Dozhd Director Natalya Sindeyeva has called the ban "a pity" and says Russian law requires that media use maps that denote Russia’s possession of Crimea.
Dozhd Director Natalya Sindeyeva has called the ban "a pity" and says Russian law requires that media use maps that denote Russia’s possession of Crimea.

KYIV -- Ukraine has banned the prominent independent Russian television station Dozhd (TV Rain) from broadcasting in the country after a report identifying the boundary between Crimea and the rest of Ukraine as the Ukrainian-Russian border angered authorities in Kyiv.

A top international media freedom advocate called the move "very damaging."

The National Radio and TV Council (NRTC) on January 12 ordered Ukrainian broadcasters to stop airing reports by Dozhd within a month after the official publication of the decision, which was expected on January 16, the Moscow-based channel said.

It cited an official from a Ukrainian partner of the channel, Volya, as saying the reason for the ban was that Dozhd had violated a prohibition on advertising.

The Interfax news agency, however, cited council member Serhiy Kostynskyy as saying Dozhd had infringed on Ukraine’s sovereignty and territorial integrity when it aired an image showing the boundary with Crimea as the state border, suggesting that Crimea is part of Russia.

Russia seized control of Crimea in 2014, but Kyiv and most of the rest of the world continue to consider the Black Sea peninsula part of Ukraine.

Kostynskyy also claimed Dozhd had violated Ukrainian law by sending reporters to Crimea via Moscow instead of through the Ukrainian-controlled crossing point at the peninsula’s northern end.

Dozhd Director Natalya Sindeyeva called the ban "a pity" and defended the station’s use of the controversial map, explaining that Russian law requires that media use maps that denote Russia’s possession of Crimea.

"I hope that our Ukrainian viewers will find an opportunity to watch Dozhd through our website, our Smart TV applications, and other channels of distribution," Sindeyeva added.

Dozhd was retransmitted throughout Ukraine by some 90 broadcast providers and reached about 500,000 households, the station said.

Dunja Mijatovic, media freedom representative at the Organization for Security and Cooperation in Europe (OSCE), said on Twitter that the decision would be "very damaging for media pluralism in #Ukraine."

The NRTC has banned broadcasting of at least 35 Russian TV stations for infringing on national security and violating advertising regulations, according to Interfax.

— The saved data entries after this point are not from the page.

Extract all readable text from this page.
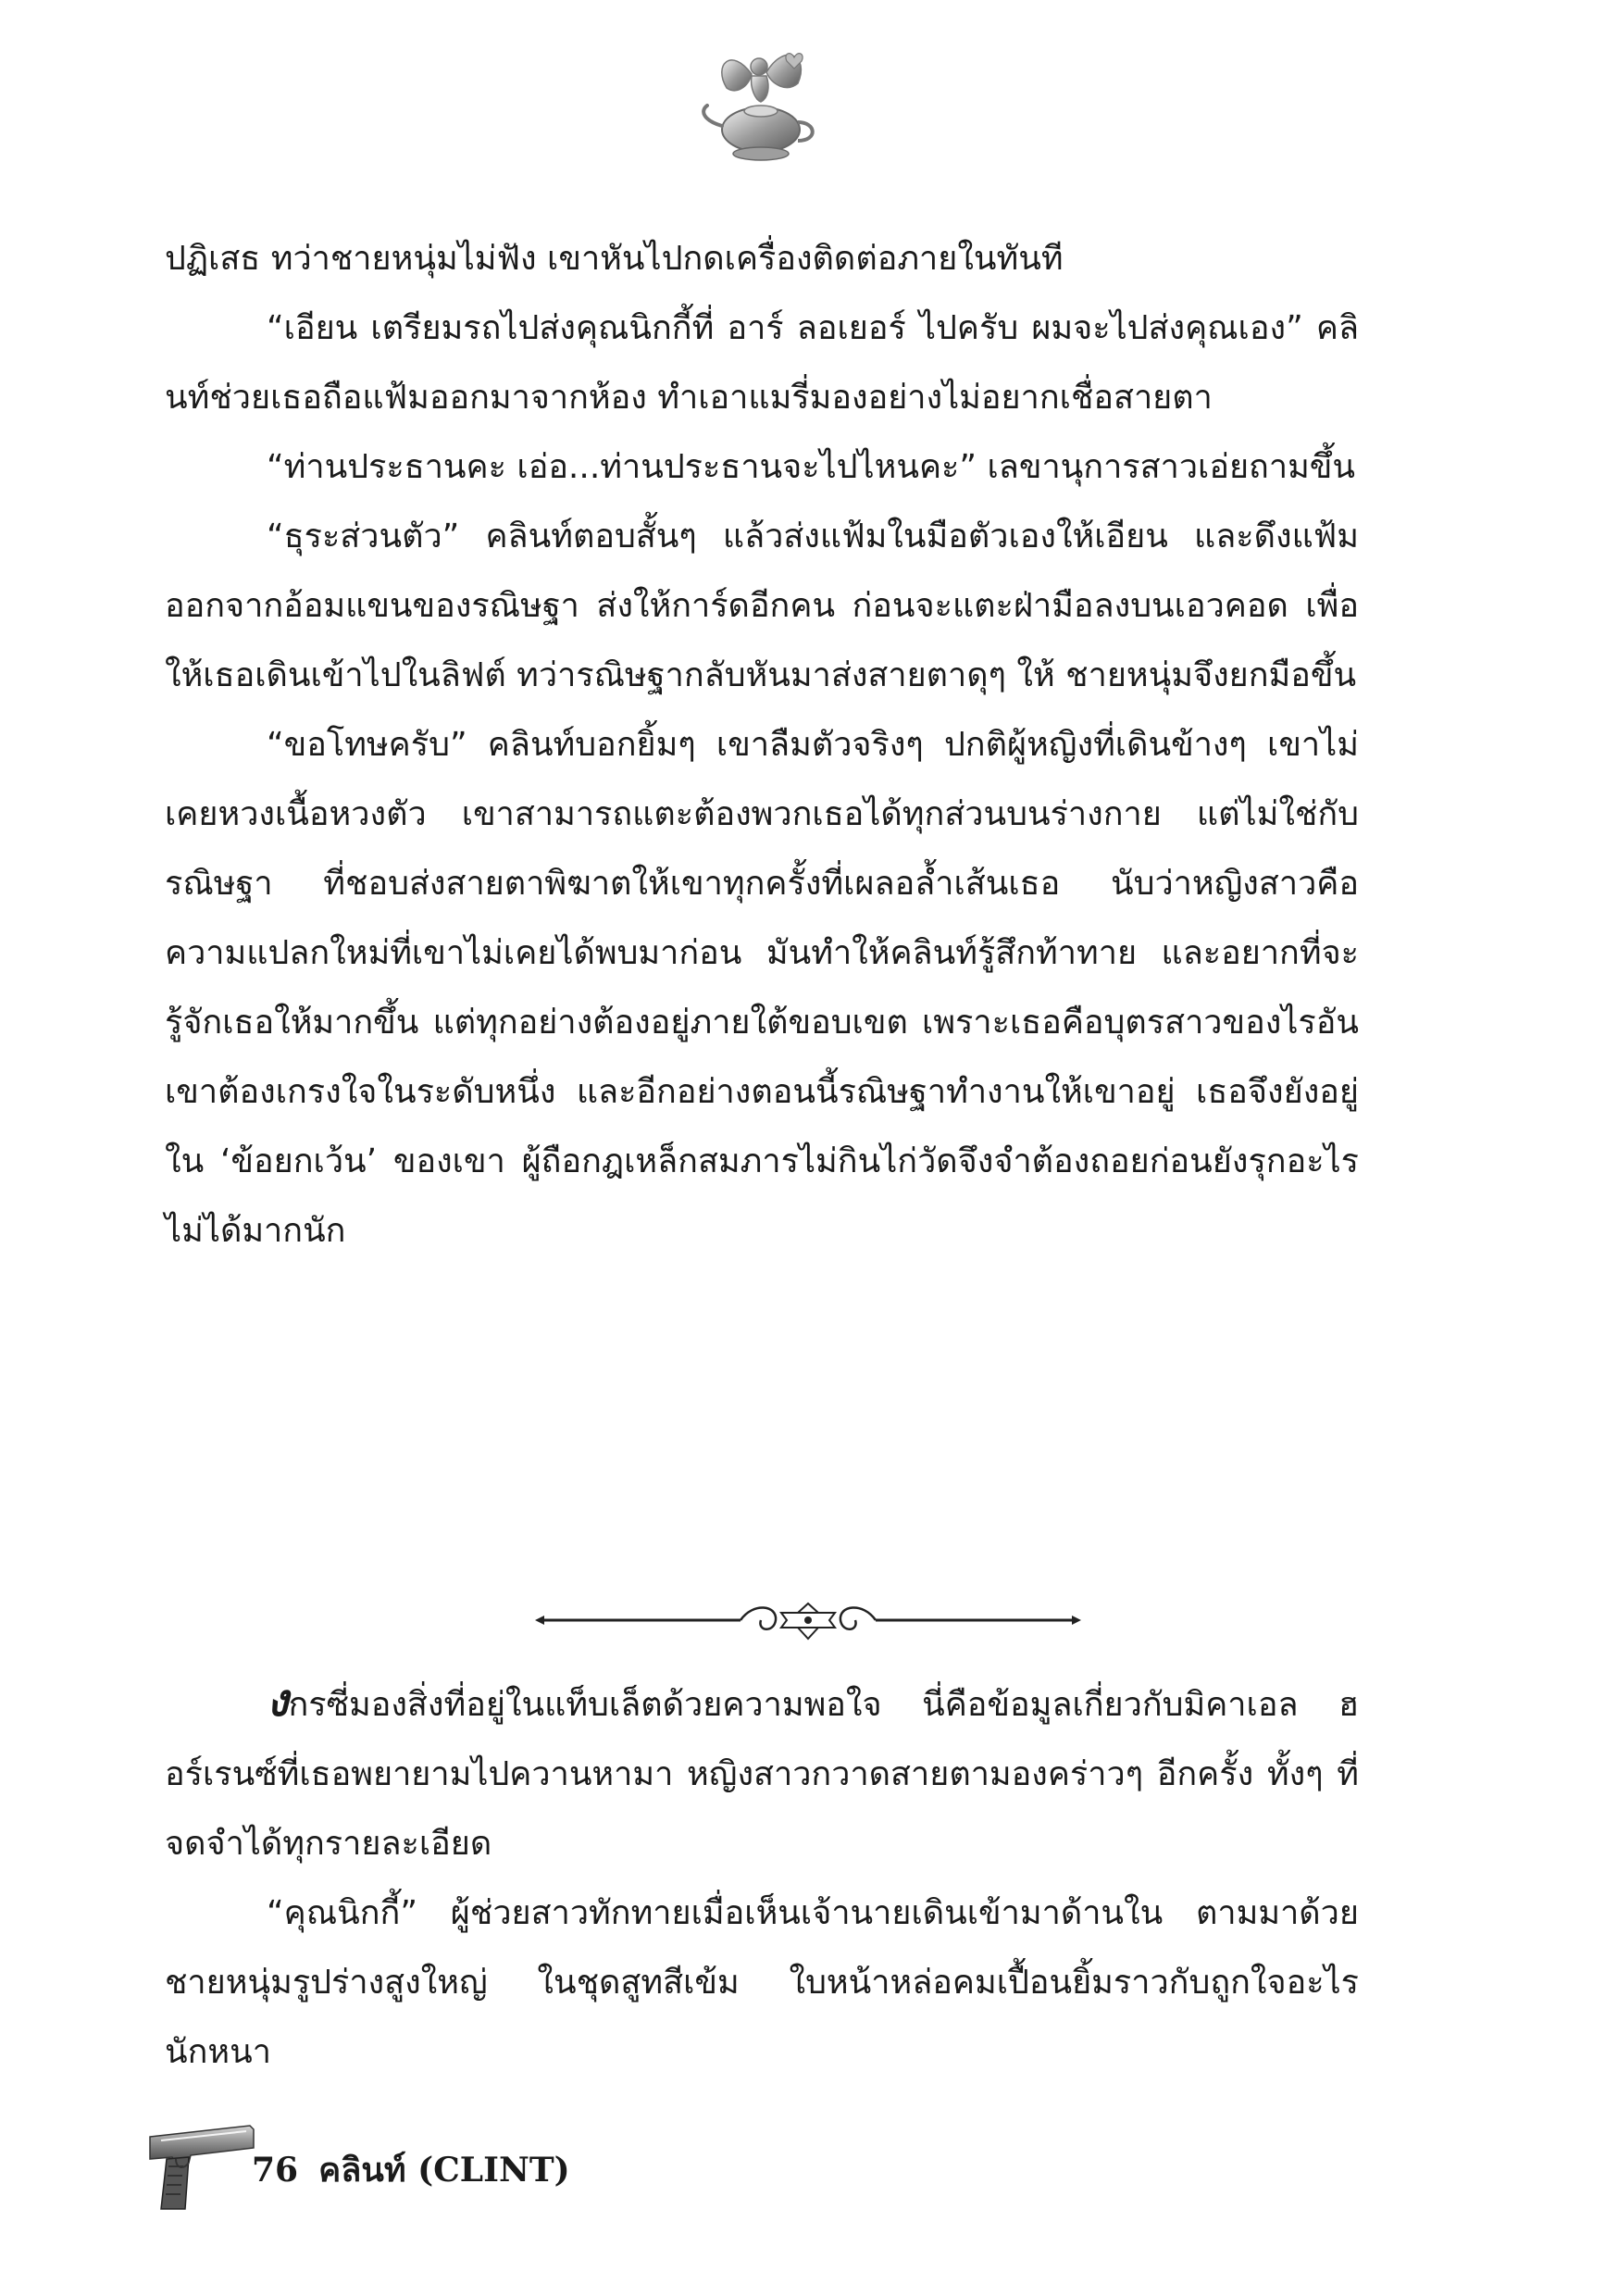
ปฏิเสธ ทว่าชายหนุ่มไม่ฟัง เขาหันไปกดเครื่องติดต่อภายในทันที

“เอียน เตรียมรถไปส่งคุณนิกกี้ที่ อาร์ ลอเยอร์ ไปครับ ผมจะไปส่งคุณเอง” คลินท์ช่วยเธอถือแฟ้มออกมาจากห้อง ทำเอาแมรี่มองอย่างไม่อยากเชื่อสายตา

“ท่านประธานคะ เอ่อ...ท่านประธานจะไปไหนคะ” เลขานุการสาวเอ่ยถามขึ้น

“ธุระส่วนตัว” คลินท์ตอบสั้นๆ แล้วส่งแฟ้มในมือตัวเองให้เอียน และดึงแฟ้มออกจากอ้อมแขนของรณิษฐา ส่งให้การ์ดอีกคน ก่อนจะแตะฝ่ามือลงบนเอวคอด เพื่อให้เธอเดินเข้าไปในลิฟต์ ทว่ารณิษฐากลับหันมาส่งสายตาดุๆ ให้ ชายหนุ่มจึงยกมือขึ้น

“ขอโทษครับ” คลินท์บอกยิ้มๆ เขาลืมตัวจริงๆ ปกติผู้หญิงที่เดินข้างๆ เขาไม่เคยหวงเนื้อหวงตัว เขาสามารถแตะต้องพวกเธอได้ทุกส่วนบนร่างกาย แต่ไม่ใช่กับรณิษฐา ที่ชอบส่งสายตาพิฆาตให้เขาทุกครั้งที่เผลอล้ำเส้นเธอ นับว่าหญิงสาวคือความแปลกใหม่ที่เขาไม่เคยได้พบมาก่อน มันทำให้คลินท์รู้สึกท้าทาย และอยากที่จะรู้จักเธอให้มากขึ้น แต่ทุกอย่างต้องอยู่ภายใต้ขอบเขต เพราะเธอคือบุตรสาวของไรอัน เขาต้องเกรงใจในระดับหนึ่ง และอีกอย่างตอนนี้รณิษฐาทำงานให้เขาอยู่ เธอจึงยังอยู่ใน ‘ข้อยกเว้น’ ของเขา ผู้ถือกฎเหล็กสมภารไม่กินไก่วัดจึงจำต้องถอยก่อนยังรุกอะไรไม่ได้มากนัก

งกรซี่มองสิ่งที่อยู่ในแท็บเล็ตด้วยความพอใจ นี่คือข้อมูลเกี่ยวกับมิคาเอล ฮอร์เรนซ์ที่เธอพยายามไปควานหามา หญิงสาวกวาดสายตามองคร่าวๆ อีกครั้ง ทั้งๆ ที่จดจำได้ทุกรายละเอียด

“คุณนิกกี้” ผู้ช่วยสาวทักทายเมื่อเห็นเจ้านายเดินเข้ามาด้านใน ตามมาด้วยชายหนุ่มรูปร่างสูงใหญ่ ในชุดสูทสีเข้ม ใบหน้าหล่อคมเปื้อนยิ้มราวกับถูกใจอะไรนักหนา

76 คลินท์ (CLINT)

Dozhd reported that the number of Russian channels banned or restricted in Ukraine is more than 60.

Ukrainian President Petro Poroshenko’s administration declined to comment on the Dozhd ban.

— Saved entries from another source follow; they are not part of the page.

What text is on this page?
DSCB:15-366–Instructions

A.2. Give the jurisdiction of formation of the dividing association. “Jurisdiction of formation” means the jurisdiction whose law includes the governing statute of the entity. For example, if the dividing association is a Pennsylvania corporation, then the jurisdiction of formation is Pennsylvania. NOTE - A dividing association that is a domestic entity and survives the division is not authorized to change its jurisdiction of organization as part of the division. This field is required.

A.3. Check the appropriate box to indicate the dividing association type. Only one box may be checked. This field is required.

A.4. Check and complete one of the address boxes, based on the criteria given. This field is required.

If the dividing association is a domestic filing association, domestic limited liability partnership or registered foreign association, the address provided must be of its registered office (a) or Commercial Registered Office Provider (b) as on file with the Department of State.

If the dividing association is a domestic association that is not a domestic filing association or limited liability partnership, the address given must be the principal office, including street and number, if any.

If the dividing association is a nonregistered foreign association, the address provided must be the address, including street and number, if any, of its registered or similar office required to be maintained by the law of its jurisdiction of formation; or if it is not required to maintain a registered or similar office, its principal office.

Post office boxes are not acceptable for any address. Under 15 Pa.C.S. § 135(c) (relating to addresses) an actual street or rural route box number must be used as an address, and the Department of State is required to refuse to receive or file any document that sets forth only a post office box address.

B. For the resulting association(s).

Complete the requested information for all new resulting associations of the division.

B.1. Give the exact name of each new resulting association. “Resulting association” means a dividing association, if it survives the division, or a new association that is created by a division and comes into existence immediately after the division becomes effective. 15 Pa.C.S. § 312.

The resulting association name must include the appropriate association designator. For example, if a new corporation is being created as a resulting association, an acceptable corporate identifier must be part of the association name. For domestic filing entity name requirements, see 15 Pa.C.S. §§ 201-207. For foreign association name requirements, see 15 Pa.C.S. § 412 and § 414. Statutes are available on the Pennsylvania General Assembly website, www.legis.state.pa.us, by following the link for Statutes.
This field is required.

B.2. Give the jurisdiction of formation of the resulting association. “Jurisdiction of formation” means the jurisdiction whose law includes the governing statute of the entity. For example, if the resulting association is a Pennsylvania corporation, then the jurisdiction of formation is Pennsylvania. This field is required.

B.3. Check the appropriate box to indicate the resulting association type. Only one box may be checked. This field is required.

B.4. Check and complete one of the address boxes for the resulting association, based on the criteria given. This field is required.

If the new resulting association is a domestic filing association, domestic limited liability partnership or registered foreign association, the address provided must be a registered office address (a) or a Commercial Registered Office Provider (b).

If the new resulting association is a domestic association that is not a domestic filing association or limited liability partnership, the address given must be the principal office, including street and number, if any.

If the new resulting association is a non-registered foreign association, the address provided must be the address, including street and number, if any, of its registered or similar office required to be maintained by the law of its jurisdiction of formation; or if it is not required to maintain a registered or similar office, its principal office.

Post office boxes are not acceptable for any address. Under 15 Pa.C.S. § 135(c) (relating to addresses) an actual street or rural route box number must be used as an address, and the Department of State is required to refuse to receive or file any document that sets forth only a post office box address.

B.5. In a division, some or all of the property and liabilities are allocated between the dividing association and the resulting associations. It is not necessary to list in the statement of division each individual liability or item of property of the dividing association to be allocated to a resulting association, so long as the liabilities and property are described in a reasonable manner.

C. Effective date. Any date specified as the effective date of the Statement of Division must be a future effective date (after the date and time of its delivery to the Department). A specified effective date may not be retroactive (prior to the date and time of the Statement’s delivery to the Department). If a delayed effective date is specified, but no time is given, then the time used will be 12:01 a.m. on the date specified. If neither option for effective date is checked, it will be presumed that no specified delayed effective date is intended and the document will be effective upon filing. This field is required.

But Dozhd, which has provided a platform for government opponents in Russia, found a rare defender in the Russian government when Foreign Ministry spokeswoman Maria Zakharova came to bat for it on her Facebook page, writing: "I hope that the Kyiv authorities have not sunk to such censorship. But if this information is true, we will inform the OSCE (Organization for Security and Cooperation in Europe)."

Some on social media viewed Zakharova’s remark as hypocritical, given what media freedom groups say has been a crackdown on news outlets critical of the Kremlin under President Vladimir Putin.

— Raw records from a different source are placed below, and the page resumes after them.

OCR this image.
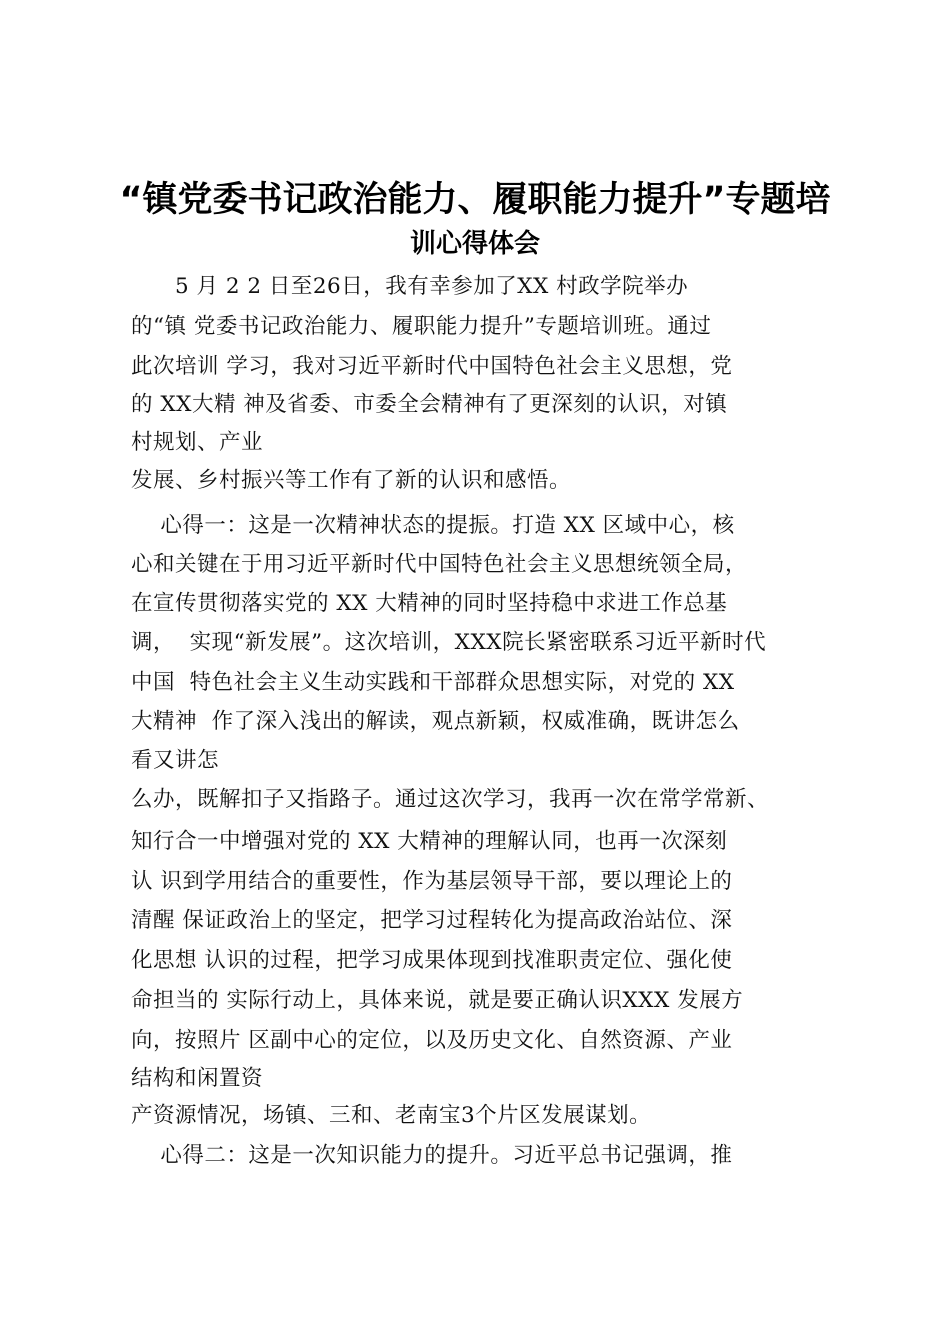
“镇党委书记政治能力、履职能力提升”专题培
训心得体会
5 月 2 2 日至26日，我有幸参加了XX 村政学院举办
的“镇 党委书记政治能力、履职能力提升”专题培训班。通过
此次培训 学习，我对习近平新时代中国特色社会主义思想，党
的 XX大精 神及省委、市委全会精神有了更深刻的认识，对镇
村规划、产业
发展、乡村振兴等工作有了新的认识和感悟。
心得一：这是一次精神状态的提振。打造 XX 区域中心，核
心和关键在于用习近平新时代中国特色社会主义思想统领全局，
在宣传贯彻落实党的 XX 大精神的同时坚持稳中求进工作总基
调，  实现“新发展”。这次培训，XXX院长紧密联系习近平新时代
中国  特色社会主义生动实践和干部群众思想实际，对党的 XX
大精神  作了深入浅出的解读，观点新颖，权威准确，既讲怎么
看又讲怎
么办，既解扣子又指路子。通过这次学习，我再一次在常学常新、
知行合一中增强对党的 XX 大精神的理解认同，也再一次深刻
认 识到学用结合的重要性，作为基层领导干部，要以理论上的
清醒 保证政治上的坚定，把学习过程转化为提高政治站位、深
化思想 认识的过程，把学习成果体现到找准职责定位、强化使
命担当的 实际行动上，具体来说，就是要正确认识XXX 发展方
向，按照片 区副中心的定位，以及历史文化、自然资源、产业
结构和闲置资
产资源情况，场镇、三和、老南宝3个片区发展谋划。
心得二：这是一次知识能力的提升。习近平总书记强调，推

"Leading independent news outlets have either been brought under control or throttled out of existence," international media watchdog Reporters Without Borders said in a report in 2016.

The organization ranked Russia 148 out of 180 countries on its 2016 press freedom index, saying: "While TV channels continue to inundate viewers with propaganda, the climate has become very oppressive for those who question the new patriotic and neo-conservative discourse or just try to maintain quality journalism." Ukraine was ranked 107th.

Dozhd has come under pressure from Russian authorities in recent years.

The station found itself in hot water on several occasions, such as after airing an interview with a Russian man who claimed to have fought alongside Russia-backed separatists in a conflict that has killed more than 9,750 people in eastern Ukraine since April 2014.

Two Dozhd journalists reporting in the separatist-controlled city of Donetsk in November were expelled for conducting what the separatists said was "illegal journalistic activity."

For Ukrainians, the Dozhd ban means one fewer Russian-language news outlet to balance out Russian state-run and state-controlled broadcasters that are beamed to TV sets and radios across much of war-torn, predominantly Russian-speaking eastern Ukraine.

That didn’t appear to cause much concern among press-freedom advocates in Ukraine, where media rights groups have frequently accused Poroshenko and his government of suppressing independent voices.

Tetyana Popova, the former Ukrainian deputy information policy minister who resigned in protest last summer over the government’s failure to investigate alleged abuses against journalists, told RFE/RL she does not believe the Dozhd ban is censorship. She said that "unfortunately, [Dozhd] broke the law" by airing Russian advertisements.

"They could do Ukrainian version without them. It wouldn’t be hard," she added.

Press freedom defenders from the Kyiv-based Institute of Mass Information could not be reached for comment. Neither Detector Media nor Telekritika -- outlets that report on Ukraine’s media landscape and advocate for free speech -- remarked on the Dozhd ban, opting only to cover it as news.